The limitations of this report are that there were only 205 patients evaluated, and there were limited demographic data concerning this patient population, including not knowing the percentage of those using CSII versus MDI. Because the users obtained Eversense commercially, it was not possible to know what their prior glucose control was with regard to overall glucometrics. In addition, the adverse events (complaints) were either patient or health care provider self-reported and therefore, likely to have been underestimated. With regard to generalization of the data, it is unknown if the initial users of Eversense are representative of those who will adopt this device in the future. However, this data set represents real-world data from ∼14,500 patient-days of device exposure and analyzes up to 3.5 million sensor data points.

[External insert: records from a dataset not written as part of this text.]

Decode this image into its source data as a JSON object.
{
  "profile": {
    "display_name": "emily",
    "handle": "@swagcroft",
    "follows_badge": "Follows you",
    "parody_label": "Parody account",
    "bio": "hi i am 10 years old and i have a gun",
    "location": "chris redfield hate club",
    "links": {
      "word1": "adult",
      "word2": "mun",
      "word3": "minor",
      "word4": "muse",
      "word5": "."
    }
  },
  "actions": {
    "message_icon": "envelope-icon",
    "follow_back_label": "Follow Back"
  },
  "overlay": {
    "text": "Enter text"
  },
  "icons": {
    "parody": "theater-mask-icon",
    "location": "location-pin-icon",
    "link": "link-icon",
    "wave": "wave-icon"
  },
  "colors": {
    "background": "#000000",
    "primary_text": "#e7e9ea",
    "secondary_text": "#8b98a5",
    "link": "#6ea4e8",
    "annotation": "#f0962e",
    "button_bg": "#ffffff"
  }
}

In conclusion, the 90-day implanted Eversense CGM system appears to be a valuable and safe tool for management of diabetes with patients reinserting and using the device the majority of the time. Its use was associated with low rates of hypoglycemia and glycemic variability as measured by CV, and a favorable time in the target range in these initial patients. The Eversense CGM should be considered as an appropriate CGM system for those patients and providers wishing to improve diabetes outcomes.